LONDON, March 2 (Reuters) - Britain's security services missed a "significant" opportunity to take action which might have prevented a 2017 deadly suicide bombing at the end of an Ariana Grande pop concert in Manchester, an inquiry into the attack concluded on Thursday.
Twenty-two people - the youngest aged just eight - died in the blast and more than 200 were injured when a man detonated a homemade bomb at Manchester Arena as parents arrived to collect their children following the U.S. singer's show.
Inquiry chairman John Saunders said the domestic MI5 spy agency had missed chances that might have stopped the attack and he criticised its intelligence sharing with counter-terrorism police.
"There was a significant missed opportunity to take action that might have prevented the attack," Saunders said in his third and final report into the bombing, the deadliest in Britain since the 2005 London transport suicide attacks.

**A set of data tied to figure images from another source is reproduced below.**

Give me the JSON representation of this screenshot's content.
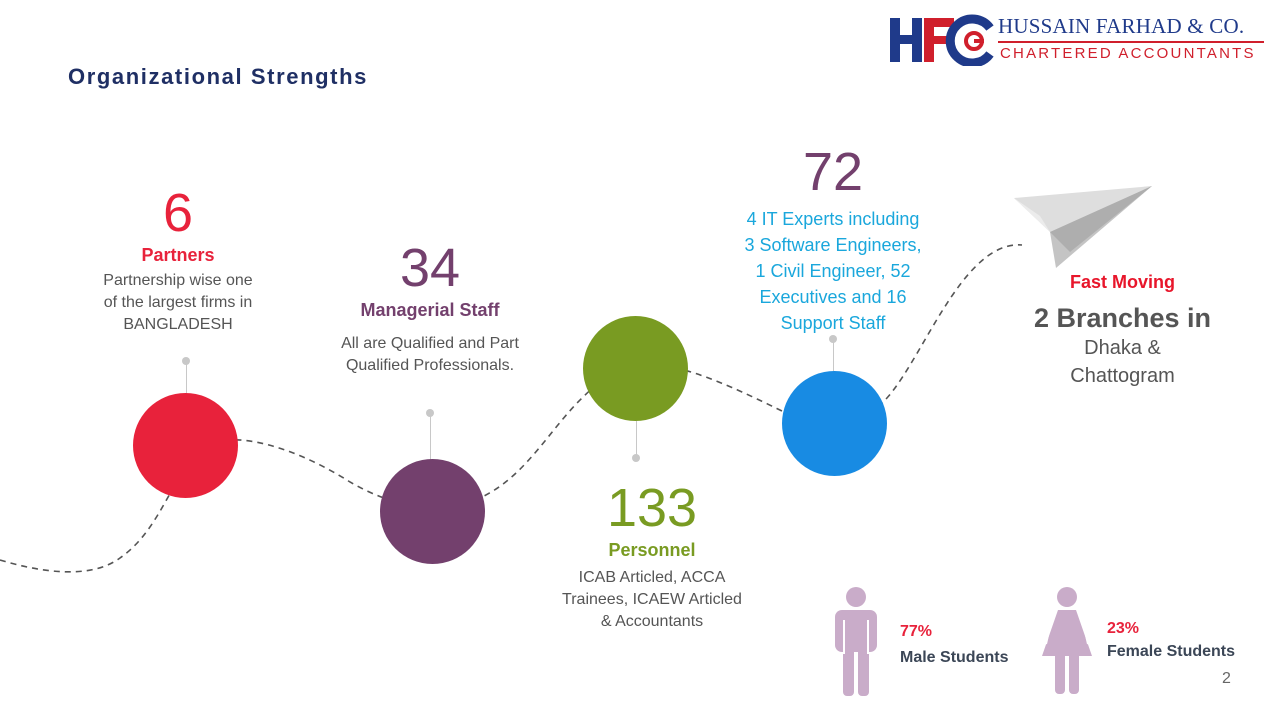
{
  "title": "Organizational Strengths",
  "logo": {
    "name": "HUSSAIN FARHAD & CO.",
    "subtitle": "CHARTERED ACCOUNTANTS",
    "monogram": "HFC"
  },
  "colors": {
    "partners": "#e8223b",
    "managerial": "#73406d",
    "personnel": "#799b22",
    "staff": "#188be3",
    "staff_text": "#1aa7dc",
    "title": "#1f2f64",
    "student_figure": "#c9acc9"
  },
  "milestones": [
    {
      "number": "6",
      "label": "Partners",
      "description_lines": [
        "Partnership wise one",
        "of the largest firms in",
        "BANGLADESH"
      ]
    },
    {
      "number": "34",
      "label": "Managerial Staff",
      "description_lines": [
        "All are Qualified and Part",
        "Qualified Professionals."
      ]
    },
    {
      "number": "133",
      "label": "Personnel",
      "description_lines": [
        "ICAB Articled, ACCA",
        "Trainees, ICAEW Articled",
        "& Accountants"
      ]
    },
    {
      "number": "72",
      "description_lines": [
        "4 IT Experts including",
        "3 Software Engineers,",
        "1 Civil Engineer, 52",
        "Executives and 16",
        "Support Staff"
      ]
    }
  ],
  "fast_moving": {
    "label": "Fast Moving",
    "branches_title": "2 Branches in",
    "branches_lines": [
      "Dhaka &",
      "Chattogram"
    ],
    "icon": "paper-plane-icon"
  },
  "students": {
    "male": {
      "percent": "77%",
      "label": "Male Students",
      "share": 0.77,
      "icon": "male-figure-icon"
    },
    "female": {
      "percent": "23%",
      "label": "Female Students",
      "share": 0.23,
      "icon": "female-figure-icon"
    }
  },
  "page_number": "2"
}
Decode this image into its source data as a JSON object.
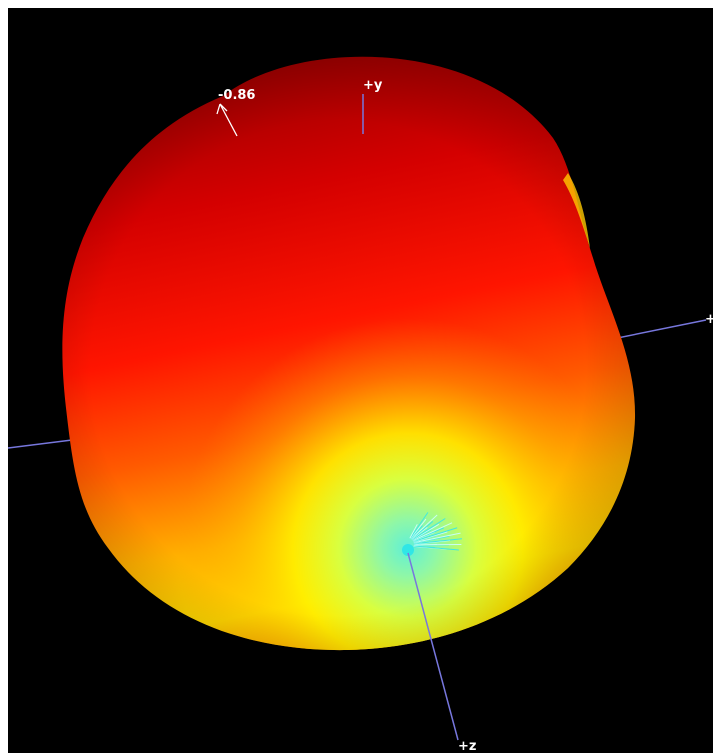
{
  "scene": {
    "annotation_value": "-0.86",
    "axes": {
      "y_label": "+y",
      "x_label": "+x",
      "z_label": "+z"
    },
    "colors": {
      "background": "#000000",
      "axis_line": "#7777dd",
      "surface_top": "#a00000",
      "surface_mid": "#ff1a00",
      "surface_low": "#ffd000",
      "surface_pole": "#6ff5c8"
    }
  }
}
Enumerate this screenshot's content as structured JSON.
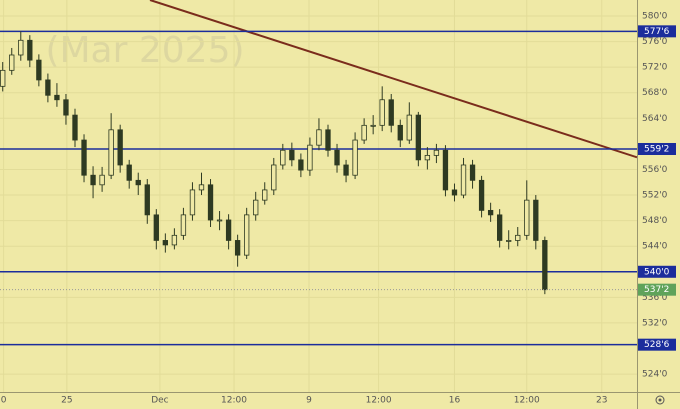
{
  "chart_data": {
    "type": "candlestick",
    "watermark": "(Mar 2025)",
    "open": [
      569.0,
      571.5,
      573.9,
      576.2,
      573.1,
      570.0,
      567.6,
      566.9,
      564.5,
      560.6,
      555.1,
      553.6,
      555.1,
      562.2,
      556.7,
      554.3,
      553.6,
      548.9,
      544.9,
      544.2,
      545.7,
      548.9,
      552.8,
      553.6,
      548.1,
      548.1,
      544.9,
      542.6,
      548.9,
      551.2,
      552.8,
      556.7,
      559.0,
      557.5,
      555.9,
      559.8,
      562.2,
      559.0,
      556.7,
      555.1,
      560.6,
      562.9,
      562.9,
      566.9,
      562.9,
      560.6,
      564.5,
      557.5,
      558.2,
      559.0,
      552.8,
      552.0,
      556.7,
      554.3,
      549.6,
      548.9,
      544.9,
      544.9,
      545.7,
      551.2,
      544.9
    ],
    "high": [
      572.8,
      575.0,
      577.6,
      577.0,
      574.0,
      571.0,
      569.5,
      567.8,
      565.5,
      561.5,
      556.5,
      556.4,
      564.8,
      563.0,
      557.5,
      555.5,
      554.5,
      549.8,
      546.0,
      546.8,
      550.0,
      554.0,
      555.5,
      554.5,
      549.5,
      549.0,
      545.8,
      550.0,
      552.5,
      554.0,
      557.8,
      560.0,
      560.2,
      558.5,
      561.0,
      564.0,
      563.0,
      560.0,
      557.5,
      561.8,
      564.0,
      564.5,
      569.0,
      567.8,
      563.8,
      566.5,
      565.0,
      559.5,
      560.0,
      559.8,
      553.8,
      557.8,
      557.5,
      555.0,
      550.8,
      549.8,
      546.5,
      547.0,
      554.3,
      552.0,
      545.5
    ],
    "low": [
      568.2,
      570.8,
      573.0,
      572.0,
      569.0,
      566.5,
      565.8,
      563.0,
      559.5,
      554.0,
      551.5,
      552.5,
      554.5,
      555.5,
      553.0,
      552.0,
      547.5,
      543.5,
      543.0,
      543.5,
      545.0,
      548.0,
      552.0,
      547.0,
      546.5,
      543.5,
      540.8,
      542.0,
      548.0,
      550.5,
      552.0,
      556.0,
      556.5,
      554.8,
      555.0,
      559.0,
      558.0,
      555.5,
      554.0,
      554.5,
      560.0,
      561.5,
      562.0,
      561.8,
      559.5,
      560.0,
      556.5,
      556.0,
      557.0,
      551.8,
      551.0,
      551.5,
      553.0,
      548.5,
      547.8,
      543.8,
      543.5,
      544.0,
      545.0,
      543.5,
      536.5
    ],
    "close": [
      571.5,
      573.9,
      576.2,
      573.1,
      570.0,
      567.6,
      566.9,
      564.5,
      560.6,
      555.1,
      553.6,
      555.1,
      562.2,
      556.7,
      554.3,
      553.6,
      548.9,
      544.9,
      544.2,
      545.7,
      548.9,
      552.8,
      553.6,
      548.1,
      548.1,
      544.9,
      542.6,
      548.9,
      551.2,
      552.8,
      556.7,
      559.0,
      557.5,
      555.9,
      559.8,
      562.2,
      559.0,
      556.7,
      555.1,
      560.6,
      562.9,
      562.9,
      566.9,
      562.9,
      560.6,
      564.5,
      557.5,
      558.2,
      559.0,
      552.8,
      552.0,
      556.7,
      554.3,
      549.6,
      548.9,
      544.9,
      544.9,
      545.7,
      551.2,
      544.9,
      537.2
    ],
    "color": "#2e3a22",
    "xlim": [
      -0.3,
      70.2
    ],
    "xticks": [
      {
        "value": 0.1,
        "label": "0"
      },
      {
        "value": 7.1,
        "label": "25"
      },
      {
        "value": 17.4,
        "label": "Dec"
      },
      {
        "value": 25.6,
        "label": "12:00"
      },
      {
        "value": 33.9,
        "label": "9"
      },
      {
        "value": 41.6,
        "label": "12:00"
      },
      {
        "value": 50.0,
        "label": "16"
      },
      {
        "value": 58.0,
        "label": "12:00"
      },
      {
        "value": 66.3,
        "label": "23"
      }
    ],
    "ylim": [
      521.2,
      582.5
    ],
    "yticks": [
      {
        "value": 580,
        "label": "580'0"
      },
      {
        "value": 576,
        "label": "576'0"
      },
      {
        "value": 572,
        "label": "572'0"
      },
      {
        "value": 568,
        "label": "568'0"
      },
      {
        "value": 564,
        "label": "564'0"
      },
      {
        "value": 556,
        "label": "556'0"
      },
      {
        "value": 552,
        "label": "552'0"
      },
      {
        "value": 548,
        "label": "548'0"
      },
      {
        "value": 544,
        "label": "544'0"
      },
      {
        "value": 536,
        "label": "536'0"
      },
      {
        "value": 532,
        "label": "532'0"
      },
      {
        "value": 524,
        "label": "524'0"
      }
    ],
    "grid": true,
    "levels": [
      {
        "value": 577.6,
        "label": "577'6",
        "color": "#1b2d9c"
      },
      {
        "value": 559.2,
        "label": "559'2",
        "color": "#1b2d9c"
      },
      {
        "value": 540.0,
        "label": "540'0",
        "color": "#1b2d9c"
      },
      {
        "value": 528.6,
        "label": "528'6",
        "color": "#1b2d9c"
      }
    ],
    "last_price": {
      "value": 537.2,
      "label": "537'2",
      "color": "#5fa35a"
    },
    "trendline": {
      "x": [
        16.3,
        70.2
      ],
      "y": [
        582.5,
        557.9
      ],
      "color": "#7a2c1c"
    }
  }
}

"It is not possible to reach any conclusion on the balance of probabilities or to any other evidential standard as to whether the attack would have been prevented.
"However, there was a realistic possibility that actionable intelligence could have been obtained which might have led to actions preventing the attack."
A lawyer for 11 families who lost loved ones said the failures highlighted in the report were unacceptable.
"As a result of these failures, at the very least, a real possibility of preventing this attack was lost. This is a devastating conclusion for us," lawyer Richard Scorer said.
Saunders' previous reports have concluded there were serious shortcomings and mistakes made in the security at the venue. He also found that one of those killed would probably have survived if the response by the emergency services had not been so flawed.
The bombing was carried out by Salman Abedi, 22, while his younger brother Hashem was jailed for 55 years in 2020 for encouraging and helping him.
A third, elder brother, Ismail, was in July convicted in his absence of failing to attend the inquiry to give evidence, having fled Britain. The Abedi brothers were born to Libyan parents who emigrated to Britain during the rule of Muammar Gaddafi.
Saunders' findings echo those of parliament's Intelligence and Security Committee which concluded in a 2018 report that Britain's MI5 security service had missed potential opportunities to prevent the bombing, and failed to learn from previous attacks.